The challenge was to improve conversion and engagement without disrupting established systems, while validating changes through testing and real user data.
Key UX Metric
Success was measured through:
Conversion rate in targeted flows
New buyer acquisition
Drop-off reduction across key journey steps
Design decisions were evaluated through experimentation and performance data rather than opinion.
Design Decision 1:
Reducing Friction in Flows
Analysis identified friction points in product discovery and checkout that slowed decision-making and increased abandonment.
I simplified information hierarchy, clarified primary actions, and reduced unnecessary steps in purchase-critical flows. It contributed to an increase in conversion and improved flow completion rates.
Design Decision 2
Supporting Faster Purchase Decisions
User behavior showed that shoppers needed clearer signals to evaluate products quickly.

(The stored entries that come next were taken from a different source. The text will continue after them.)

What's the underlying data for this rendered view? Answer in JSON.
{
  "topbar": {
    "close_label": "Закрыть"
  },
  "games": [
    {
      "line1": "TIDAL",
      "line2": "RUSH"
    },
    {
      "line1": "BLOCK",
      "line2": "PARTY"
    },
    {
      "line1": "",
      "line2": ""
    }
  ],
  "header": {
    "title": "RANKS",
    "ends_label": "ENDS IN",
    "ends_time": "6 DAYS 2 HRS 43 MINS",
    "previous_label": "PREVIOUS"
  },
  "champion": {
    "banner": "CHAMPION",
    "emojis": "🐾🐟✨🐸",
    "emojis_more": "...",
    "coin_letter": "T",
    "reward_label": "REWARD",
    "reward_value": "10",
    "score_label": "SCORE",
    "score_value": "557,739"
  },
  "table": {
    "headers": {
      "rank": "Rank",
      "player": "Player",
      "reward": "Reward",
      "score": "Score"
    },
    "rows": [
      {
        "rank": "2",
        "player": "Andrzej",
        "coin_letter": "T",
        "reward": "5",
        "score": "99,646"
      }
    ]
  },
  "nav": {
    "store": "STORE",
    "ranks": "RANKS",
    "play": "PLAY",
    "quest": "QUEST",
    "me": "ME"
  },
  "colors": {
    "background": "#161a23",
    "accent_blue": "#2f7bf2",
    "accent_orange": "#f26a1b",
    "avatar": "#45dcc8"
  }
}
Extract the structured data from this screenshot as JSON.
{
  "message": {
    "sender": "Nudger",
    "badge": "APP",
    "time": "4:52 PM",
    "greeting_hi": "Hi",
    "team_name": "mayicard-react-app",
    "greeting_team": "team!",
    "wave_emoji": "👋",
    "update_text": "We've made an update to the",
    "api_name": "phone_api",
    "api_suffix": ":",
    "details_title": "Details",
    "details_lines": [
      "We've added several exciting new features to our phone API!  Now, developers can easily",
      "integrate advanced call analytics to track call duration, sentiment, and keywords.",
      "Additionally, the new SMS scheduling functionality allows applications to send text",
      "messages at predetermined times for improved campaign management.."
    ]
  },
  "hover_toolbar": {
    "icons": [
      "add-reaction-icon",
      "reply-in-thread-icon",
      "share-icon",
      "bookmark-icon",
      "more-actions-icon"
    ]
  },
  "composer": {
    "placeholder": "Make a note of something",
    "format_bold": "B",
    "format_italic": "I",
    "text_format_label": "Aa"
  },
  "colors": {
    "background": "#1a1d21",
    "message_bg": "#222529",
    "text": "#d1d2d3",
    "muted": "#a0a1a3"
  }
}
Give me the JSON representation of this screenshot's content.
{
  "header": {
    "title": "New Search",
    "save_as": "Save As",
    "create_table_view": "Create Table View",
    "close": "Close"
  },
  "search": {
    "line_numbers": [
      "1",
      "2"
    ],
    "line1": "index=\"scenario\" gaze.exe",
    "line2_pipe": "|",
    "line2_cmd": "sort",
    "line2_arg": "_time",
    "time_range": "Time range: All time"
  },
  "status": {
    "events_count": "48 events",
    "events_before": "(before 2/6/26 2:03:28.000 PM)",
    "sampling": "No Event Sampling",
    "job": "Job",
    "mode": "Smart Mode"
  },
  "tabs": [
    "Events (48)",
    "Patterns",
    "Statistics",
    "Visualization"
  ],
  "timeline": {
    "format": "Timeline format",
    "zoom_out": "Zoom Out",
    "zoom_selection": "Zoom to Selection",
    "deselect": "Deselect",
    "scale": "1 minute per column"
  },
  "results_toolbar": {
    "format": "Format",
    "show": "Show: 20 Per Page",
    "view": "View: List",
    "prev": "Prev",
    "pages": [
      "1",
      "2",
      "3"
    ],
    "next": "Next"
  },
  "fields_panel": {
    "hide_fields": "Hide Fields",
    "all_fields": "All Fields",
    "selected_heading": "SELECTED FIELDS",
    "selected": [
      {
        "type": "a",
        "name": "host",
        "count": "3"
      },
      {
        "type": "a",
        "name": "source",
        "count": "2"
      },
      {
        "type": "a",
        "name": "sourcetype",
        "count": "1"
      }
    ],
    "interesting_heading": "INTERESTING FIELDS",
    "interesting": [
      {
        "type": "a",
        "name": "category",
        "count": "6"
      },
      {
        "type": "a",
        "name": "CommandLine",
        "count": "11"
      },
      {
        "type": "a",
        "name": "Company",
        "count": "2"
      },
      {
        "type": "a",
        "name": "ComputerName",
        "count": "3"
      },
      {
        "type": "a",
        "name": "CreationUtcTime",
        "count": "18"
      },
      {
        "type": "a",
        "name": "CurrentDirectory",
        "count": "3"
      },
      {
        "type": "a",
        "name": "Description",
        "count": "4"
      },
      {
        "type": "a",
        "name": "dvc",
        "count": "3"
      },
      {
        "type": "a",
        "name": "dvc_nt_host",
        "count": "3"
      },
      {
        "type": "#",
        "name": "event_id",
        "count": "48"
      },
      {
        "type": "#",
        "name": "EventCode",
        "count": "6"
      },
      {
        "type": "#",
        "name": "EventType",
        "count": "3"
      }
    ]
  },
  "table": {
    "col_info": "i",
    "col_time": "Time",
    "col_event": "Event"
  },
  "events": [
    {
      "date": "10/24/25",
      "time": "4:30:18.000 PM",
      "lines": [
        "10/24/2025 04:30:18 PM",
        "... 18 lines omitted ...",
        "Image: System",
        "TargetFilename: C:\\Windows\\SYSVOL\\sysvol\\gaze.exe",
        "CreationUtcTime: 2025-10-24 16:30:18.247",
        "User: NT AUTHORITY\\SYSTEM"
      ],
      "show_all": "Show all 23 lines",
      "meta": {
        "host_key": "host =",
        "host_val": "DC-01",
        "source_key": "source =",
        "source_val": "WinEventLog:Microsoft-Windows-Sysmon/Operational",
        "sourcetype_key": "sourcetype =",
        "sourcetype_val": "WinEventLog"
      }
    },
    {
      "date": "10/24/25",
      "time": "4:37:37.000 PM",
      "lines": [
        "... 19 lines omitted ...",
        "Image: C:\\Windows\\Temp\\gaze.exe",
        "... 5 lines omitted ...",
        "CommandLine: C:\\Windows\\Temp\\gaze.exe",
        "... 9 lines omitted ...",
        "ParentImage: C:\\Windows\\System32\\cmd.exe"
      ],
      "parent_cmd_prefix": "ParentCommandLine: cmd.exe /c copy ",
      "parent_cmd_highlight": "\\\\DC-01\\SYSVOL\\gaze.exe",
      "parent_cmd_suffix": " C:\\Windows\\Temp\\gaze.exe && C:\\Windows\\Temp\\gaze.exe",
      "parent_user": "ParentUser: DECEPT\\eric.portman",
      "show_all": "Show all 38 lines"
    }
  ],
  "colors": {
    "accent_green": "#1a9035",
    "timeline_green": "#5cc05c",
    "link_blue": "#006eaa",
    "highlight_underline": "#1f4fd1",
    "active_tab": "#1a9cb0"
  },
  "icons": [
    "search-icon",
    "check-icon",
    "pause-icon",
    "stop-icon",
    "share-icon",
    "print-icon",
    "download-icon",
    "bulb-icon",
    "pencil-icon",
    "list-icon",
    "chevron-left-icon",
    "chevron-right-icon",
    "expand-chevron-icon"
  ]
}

Design updates focused on surfacing essential information earlier, reducing visual noise, and making next steps more obvious. This helped increase engagement and supported significant growth in new buyers across tested experiences.
Outcome
The delivered UX improvements reduced friction and improved performance across high-traffic e-commerce journeys. The work demonstrated how targeted, data-informed UX changes can significantly impact conversion and acquisition in large-scale consumer platforms. In-house testing indicated up to 25% increase in new buyers.
25%
Disclaimer
This case study reflects freelance UX work delivered for Macy’s. Visuals are simplified and do not include confidential or proprietary information.